Understanding Generics in Object Initialization

Question

I have a basic question about generics in Java: what is difference between the following two initializations of a map?

        Map<String, String> maplet1 = new HashMap<String, String>();

        Map<String, String> maplet2 = new HashMap();

I understand the the first initialization is specifying the generics in the object construction, but I don't understand the underlying ramifications of doing this, rather than the latter object construction (maplet2). In practice, I've always seen code use the maplet1 construction, but I don't understand where it would be beneficial to do that over the other.

Answer 1

The second Map is assigned to a raw type and will cause a compiler warning. You can simply use the first version to eliminate the warning.
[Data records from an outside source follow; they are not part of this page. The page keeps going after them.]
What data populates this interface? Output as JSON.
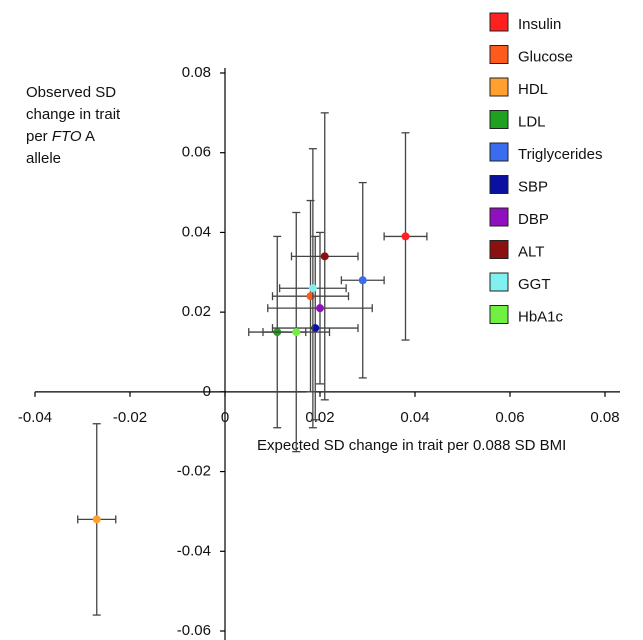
{
  "chart_data": {
    "type": "scatter",
    "y_label": {
      "line1": "Observed SD",
      "line2": "change in trait",
      "line3_pre": "per",
      "line3_italic": "FTO",
      "line3_post": "A",
      "line4": "allele"
    },
    "x_label": "Expected SD change in trait per 0.088 SD BMI",
    "xlim": [
      -0.04,
      0.08
    ],
    "xticks": [
      -0.04,
      -0.02,
      0,
      0.02,
      0.04,
      0.06,
      0.08
    ],
    "ylim": [
      -0.06,
      0.08
    ],
    "yticks": [
      -0.06,
      -0.04,
      -0.02,
      0,
      0.02,
      0.04,
      0.06,
      0.08
    ],
    "series": [
      {
        "name": "Insulin",
        "color": "#ff2020",
        "x": [
          0.038
        ],
        "values": [
          0.039
        ],
        "xerr": [
          0.0045
        ],
        "yerr": [
          0.026
        ]
      },
      {
        "name": "Glucose",
        "color": "#ff5a1e",
        "x": [
          0.018
        ],
        "values": [
          0.024
        ],
        "xerr": [
          0.008
        ],
        "yerr": [
          0.024
        ]
      },
      {
        "name": "HDL",
        "color": "#ffa030",
        "x": [
          -0.027
        ],
        "values": [
          -0.032
        ],
        "xerr": [
          0.004
        ],
        "yerr": [
          0.024
        ]
      },
      {
        "name": "LDL",
        "color": "#20a020",
        "x": [
          0.011
        ],
        "values": [
          0.015
        ],
        "xerr": [
          0.006
        ],
        "yerr": [
          0.024
        ]
      },
      {
        "name": "Triglycerides",
        "color": "#3a6cf0",
        "x": [
          0.029
        ],
        "values": [
          0.028
        ],
        "xerr": [
          0.0045
        ],
        "yerr": [
          0.0245
        ]
      },
      {
        "name": "SBP",
        "color": "#0a10a0",
        "x": [
          0.019
        ],
        "values": [
          0.016
        ],
        "xerr": [
          0.009
        ],
        "yerr": [
          0.023
        ]
      },
      {
        "name": "DBP",
        "color": "#9010c0",
        "x": [
          0.02
        ],
        "values": [
          0.021
        ],
        "xerr": [
          0.011
        ],
        "yerr": [
          0.019
        ]
      },
      {
        "name": "ALT",
        "color": "#8b1010",
        "x": [
          0.021
        ],
        "values": [
          0.034
        ],
        "xerr": [
          0.007
        ],
        "yerr": [
          0.036
        ]
      },
      {
        "name": "GGT",
        "color": "#80f0f0",
        "x": [
          0.0185
        ],
        "values": [
          0.026
        ],
        "xerr": [
          0.007
        ],
        "yerr": [
          0.035
        ]
      },
      {
        "name": "HbA1c",
        "color": "#70f040",
        "x": [
          0.015
        ],
        "values": [
          0.015
        ],
        "xerr": [
          0.007
        ],
        "yerr": [
          0.03
        ]
      }
    ]
  }
}
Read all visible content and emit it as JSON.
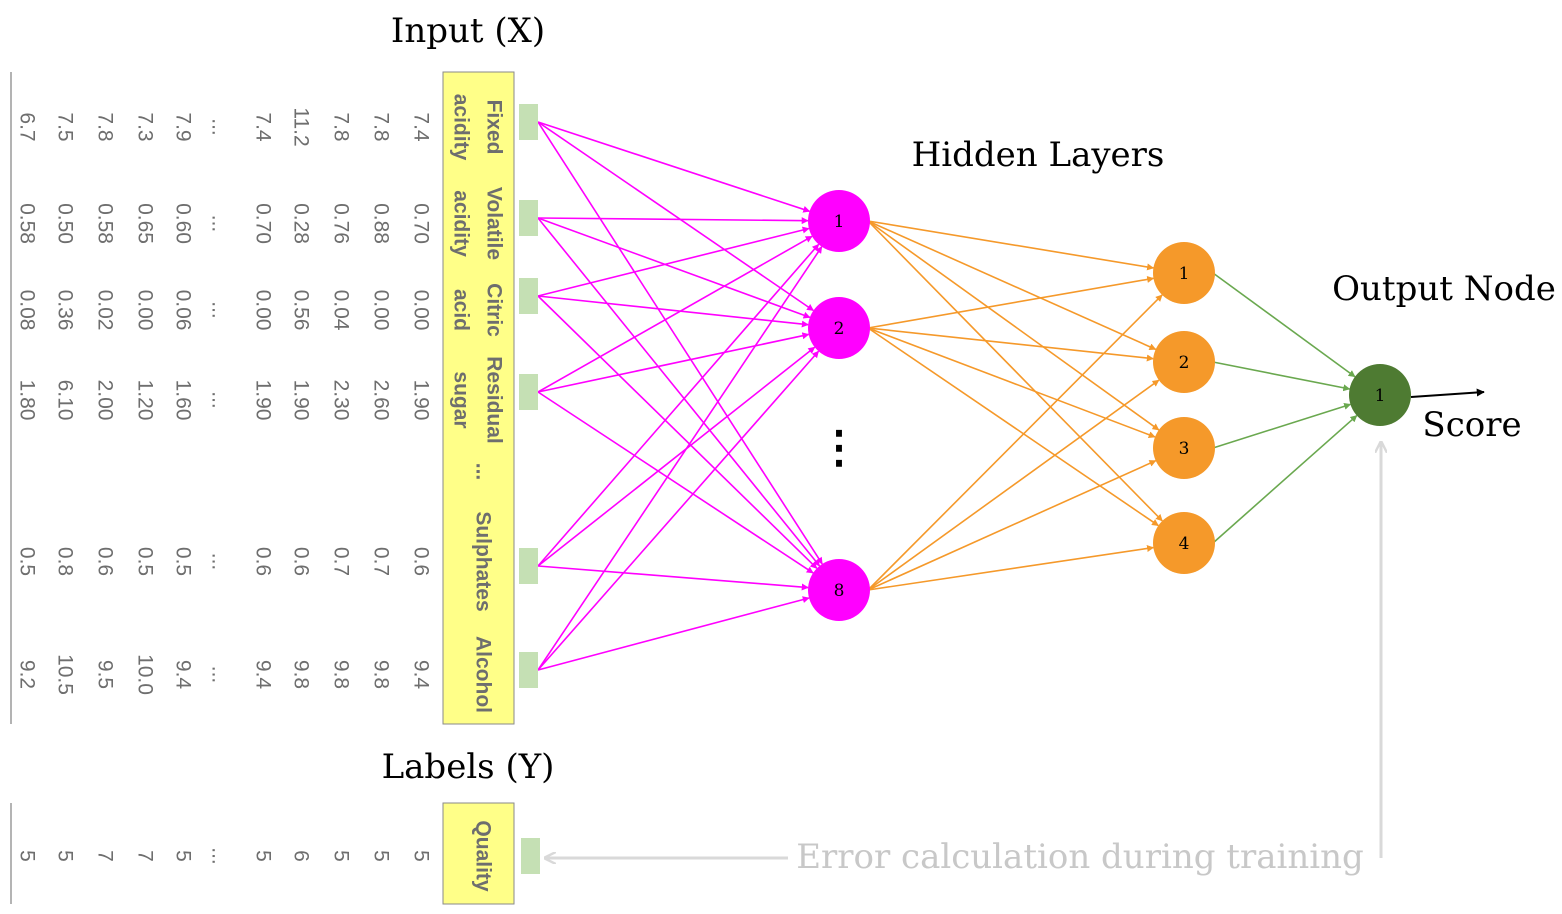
{
  "titles": {
    "input": "Input (X)",
    "labels": "Labels (Y)",
    "hidden": "Hidden Layers",
    "output": "Output Node",
    "score": "Score",
    "error": "Error calculation during training"
  },
  "input_table": {
    "headers": [
      [
        "Fixed",
        "acidity"
      ],
      [
        "Volatile",
        "acidity"
      ],
      [
        "Citric",
        "acid"
      ],
      [
        "Residual",
        "sugar"
      ],
      [
        "..."
      ],
      [
        "Sulphates"
      ],
      [
        "Alcohol"
      ]
    ],
    "columns": [
      [
        "7.4",
        "7.8",
        "7.8",
        "11.2",
        "7.4",
        "...",
        "7.9",
        "7.3",
        "7.8",
        "7.5",
        "6.7"
      ],
      [
        "0.70",
        "0.88",
        "0.76",
        "0.28",
        "0.70",
        "...",
        "0.60",
        "0.65",
        "0.58",
        "0.50",
        "0.58"
      ],
      [
        "0.00",
        "0.00",
        "0.04",
        "0.56",
        "0.00",
        "...",
        "0.06",
        "0.00",
        "0.02",
        "0.36",
        "0.08"
      ],
      [
        "1.90",
        "2.60",
        "2.30",
        "1.90",
        "1.90",
        "...",
        "1.60",
        "1.20",
        "2.00",
        "6.10",
        "1.80"
      ],
      [
        "",
        "",
        "",
        "",
        "",
        "",
        "",
        "",
        "",
        "",
        ""
      ],
      [
        "0.6",
        "0.7",
        "0.7",
        "0.6",
        "0.6",
        "...",
        "0.5",
        "0.5",
        "0.6",
        "0.8",
        "0.5"
      ],
      [
        "9.4",
        "9.8",
        "9.8",
        "9.8",
        "9.4",
        "...",
        "9.4",
        "10.0",
        "9.5",
        "10.5",
        "9.2"
      ]
    ]
  },
  "label_table": {
    "header": "Quality",
    "values": [
      "5",
      "5",
      "5",
      "6",
      "5",
      "...",
      "5",
      "7",
      "7",
      "5",
      "5"
    ]
  },
  "network": {
    "hidden1_nodes": [
      "1",
      "2",
      "8"
    ],
    "hidden1_ellipsis": "⋮",
    "hidden2_nodes": [
      "1",
      "2",
      "3",
      "4"
    ],
    "output_nodes": [
      "1"
    ]
  },
  "colors": {
    "highlight": "#ffff88",
    "input_marker": "#c5e0b4",
    "hidden1": "#ff00ff",
    "hidden2": "#f5992a",
    "output": "#4e7b32",
    "output_edge": "#6aa84f",
    "error_arrow": "#d9d9d9",
    "text_gray": "#6e6e6e"
  }
}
For more see: What is a raw type and why shouldn't we use it?

Answer 2

Lets understand the concept of Erasure. At RUNTIME HashMap<String, String>() and HashMap() are the same represented by HashMap.

The process of converting HashMap<String,String> to HashMap (Raw Type) is called Erasure.

Without the use of Generics , you have to cast , say the value in the Map , to String Explicitly every time.

The use of Generics forces you to Eliminate cast.

If you don't use Generics , there will be high probability that a Future Developer might insert another type of Object which will cause ClassCastException

Answer 3

The first one is type-safe.

You can shorthand the right side by using the diamond operator <>. This operator infers the type parameters from the left side of the assignment.

Map<String, String> maplet2 = new HashMap<>();